The media is full of obits on Steve Jobs and many don’t provide any real insight into his actual role as an entrepreneur. There are a few stories appearing that get past the idolatry and into the reality.

Ryan Whitwam describes How Steve Jobs killed the stylus and made smartphones usable. While most of the effort was towards making small devices with many features, “Steve Jobs realized that existing mobile devices weren’t compelling; they were overly complicated with little focus on usability.”

“Jobs probably approached the creation of the iPhone the way he did everything — as an editor. The things that made sense were emphasized; like multitouch zooming. The things that didn’t work, for instance file system management, were mercilessly cut out. The user interface we were left with in 2007 was completely finger-friendly, and a departure from the information-dense UIs of the past.

The pre-iPhone smartphones from HTC, RIM, and others were trying so hard to be little computers that they missed the mark entirely. Steve Jobs realized that trying to make a resource-constrained mobile device act like a computer was a losing proposition. Instead, he and Apple developed new ways to interact with a phone that inspired virtually all the devices we use now.”

That is not so simple as it sounds. Matters of selection and priority that cross bridges between technical feasibility, human factors engineering, and marketing are not subject to training that anyone can do successfully.

For the irrationality side of things, see Bloomberg where Jensen Walker takes a look at Apple products.

“Before owning my first Mac, I wrote code in BASIC and grudgingly learned DOS commands and keystrokes—which required such awkward finger placements it was like playing a jazz chord progression whenever one backed up a file. Apple was already figuring out the seemingly obvious: Computers are meant to work for us. Apple products were simple, but only a rabid minority seemed to care.”

Choosing the keyboard as a villain is like blasting a hammer because it doesn’t cut wood very well. The fact is that computers manipulate symbols at the base level and that means that keyboards are the optimum means of interface. It is only when you get to collections of symbols such as files and collections of files or links between them, that you can get usability out of a WIMP (windows, icons, mice, pointers) interface. Walker confuses these applications and then makes judgments based on that confusion.

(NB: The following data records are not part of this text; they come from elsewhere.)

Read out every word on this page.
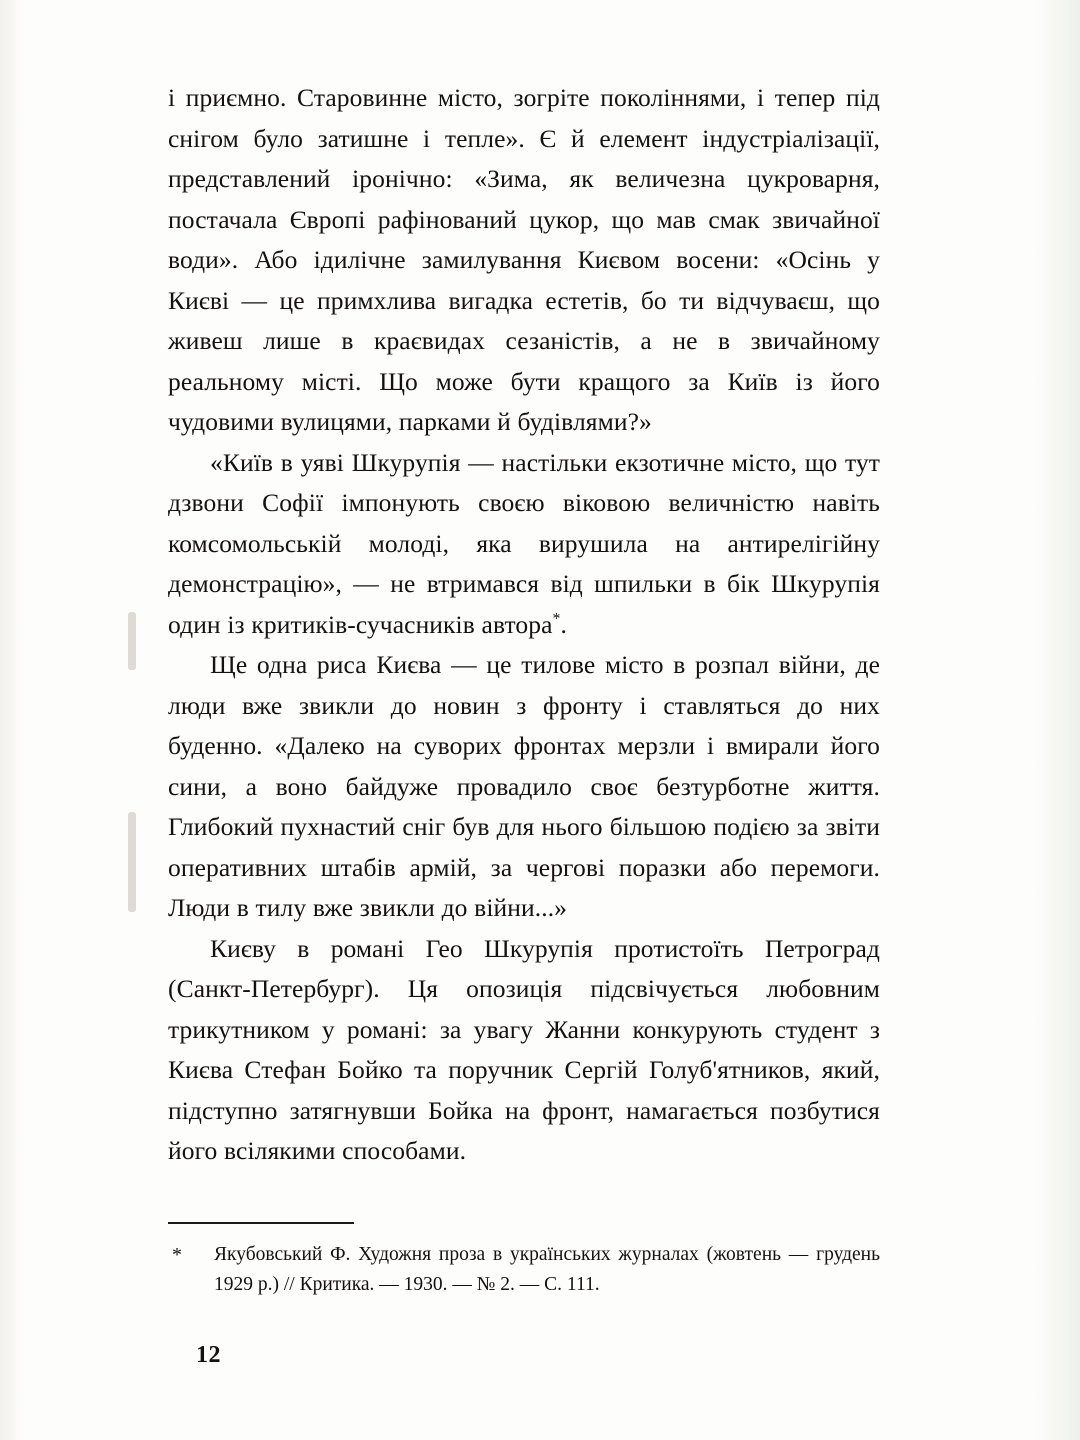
і приємно. Старовинне місто, зогріте поколіннями, і тепер під снігом було затишне і тепле». Є й елемент індустріалізації, представлений іронічно: «Зима, як величезна цукроварня, постачала Європі рафінований цукор, що мав смак звичайної води». Або ідилічне замилування Києвом восени: «Осінь у Києві — це примхлива вигадка естетів, бо ти відчуваєш, що живеш лише в краєвидах сезаністів, а не в звичайному реальному місті. Що може бути кращого за Київ із його чудовими вулицями, парками й будівлями?»

«Київ в уяві Шкурупія — настільки екзотичне місто, що тут дзвони Софії імпонують своєю віковою величністю навіть комсомольській молоді, яка вирушила на антирелігійну демонстрацію», — не втримався від шпильки в бік Шкурупія один із критиків-сучасників автора*.

Ще одна риса Києва — це тилове місто в розпал війни, де люди вже звикли до новин з фронту і ставляться до них буденно. «Далеко на суворих фронтах мерзли і вмирали його сини, а воно байдуже провадило своє безтурботне життя. Глибокий пухнастий сніг був для нього більшою подією за звіти оперативних штабів армій, за чергові поразки або перемоги. Люди в тилу вже звикли до війни...»

Києву в романі Гео Шкурупія протистоїть Петроград (Санкт-Петербург). Ця опозиція підсвічується любовним трикутником у романі: за увагу Жанни конкурують студент з Києва Стефан Бойко та поручник Сергій Голуб'ятников, який, підступно затягнувши Бойка на фронт, намагається позбутися його всілякими способами.

*	Якубовський Ф. Художня проза в українських журналах (жовтень — грудень 1929 р.) // Критика. — 1930. — № 2. — С. 111.
12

Romain Raynaldy provides an example of the venture capitalist activities in how Steve Jobs helped build Pixar with vision, cash.

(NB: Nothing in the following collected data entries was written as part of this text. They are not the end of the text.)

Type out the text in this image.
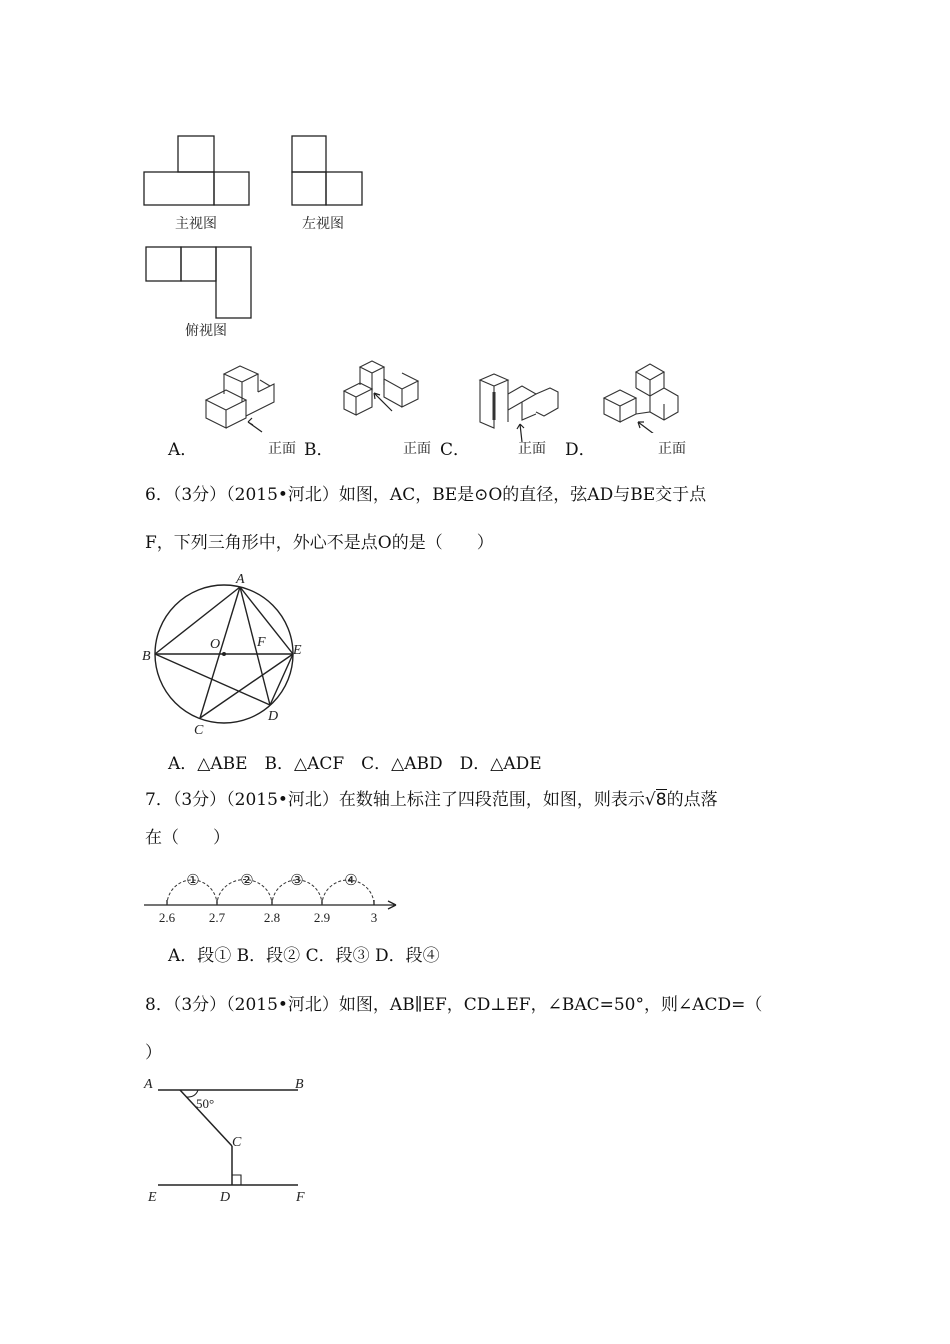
主视图	左视图
俯视图
A．	正面 B．	正面 C．	正面 D．	正面
6．（3分）（2015•河北）如图，AC，BE是⊙O的直径，弦AD与BE交于点
F，下列三角形中，外心不是点O的是（　　）
A
B
C
D
E
F
O
A．△ABE　B．△ACF　C．△ABD　D．△ADE
7．（3分）（2015•河北）在数轴上标注了四段范围，如图，则表示√8的点落
在（　　）
2.6	2.7	2.8	2.9	3
①	② ③	④
A．段① B．段② C．段③ D．段④
8．（3分）（2015•河北）如图，AB∥EF，CD⊥EF，∠BAC=50°，则∠ACD=（
）
A	B
C
D
E	F
50°
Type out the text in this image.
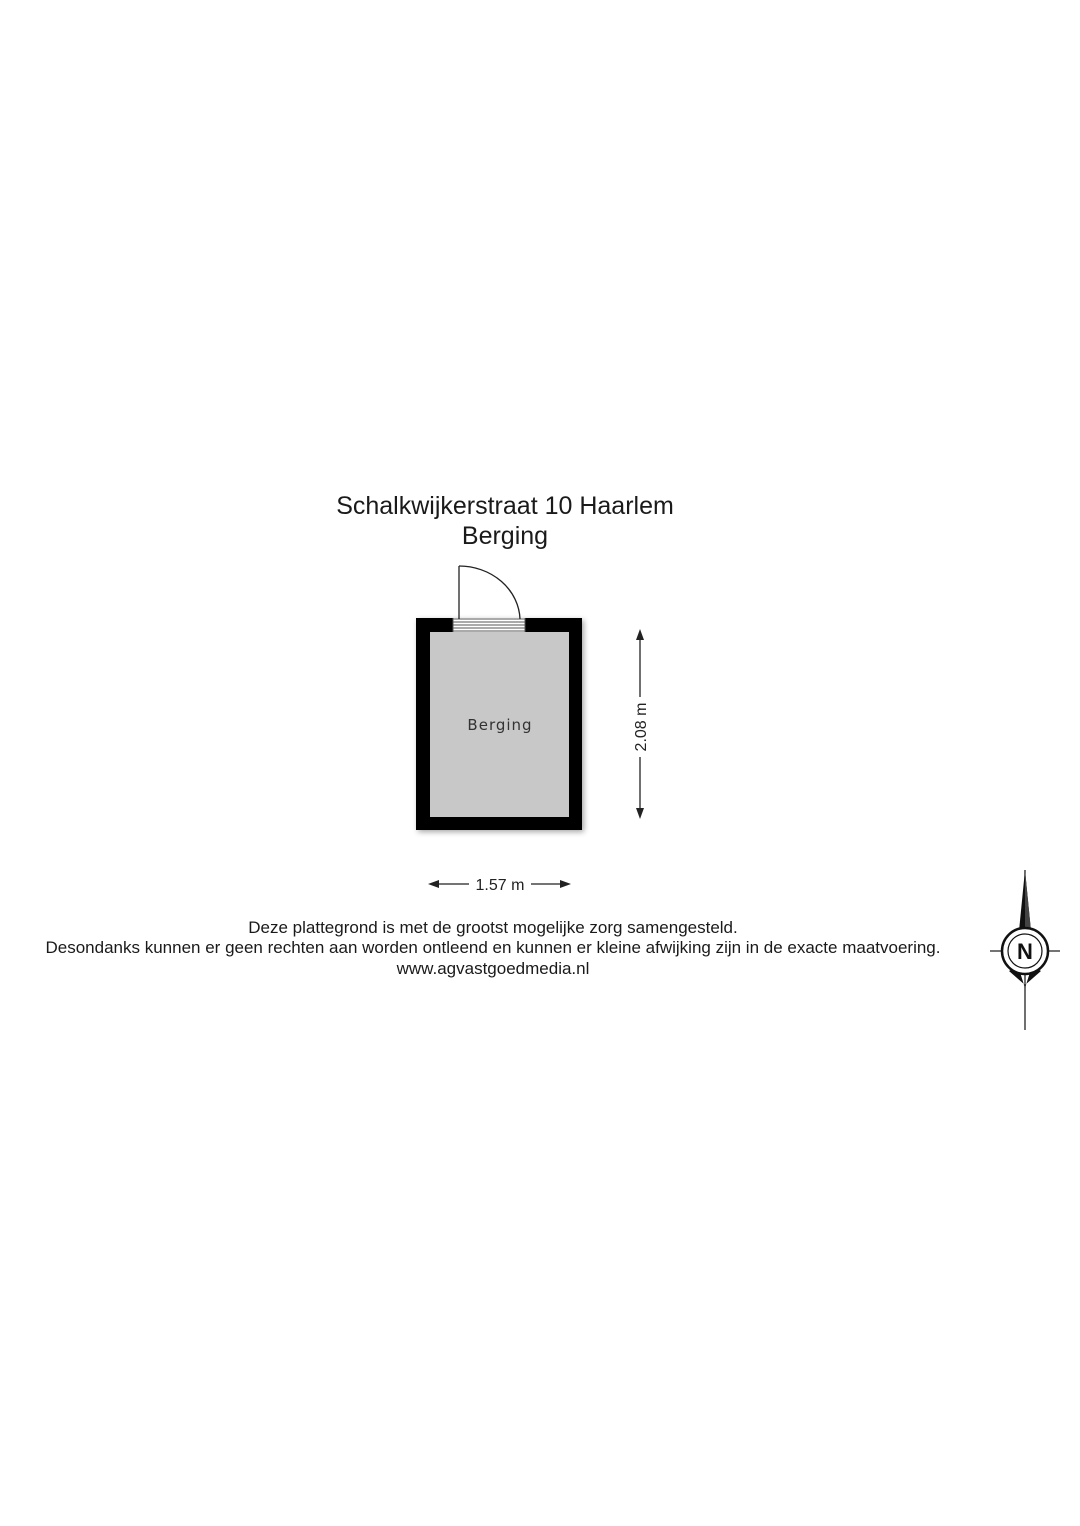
Schalkwijkerstraat 10 Haarlem
Berging
Berging	2.08 m
1.57 m
N
Deze plattegrond is met de grootst mogelijke zorg samengesteld.
Desondanks kunnen er geen rechten aan worden ontleend en kunnen er kleine afwijking zijn in de exacte maatvoering.
www.agvastgoedmedia.nl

“When he bought it [1986] for $10 million, Pixar was more of a computer company than a creative studio.

it took vision and courage to imagine that computer animation could make serious money.

Jobs lacked neither. “He was very good in guiding the company. Because it was all a bunch of scientists and artists who knew nothing about business,” said Sito, professor of film at the University of Southern California (USC).

“They were reading books to find a way to have a place in this very high-stakes billion dollar industry. And Jobs gave them the strategy for running the company,” he added.”

That business leadership role is what Jobs provided to Apple when he rejoined the company. It took Apple from being just a computer business into portable and mobile telecommunications and entertainment. The iTunes effort to support Apple products expanded that new focus and established new business models for the entertainment business.

It wasn’t just cute products; it wasn’t just Apple; there was more — and there was also less to Steve Jobs, I think, than many imagine.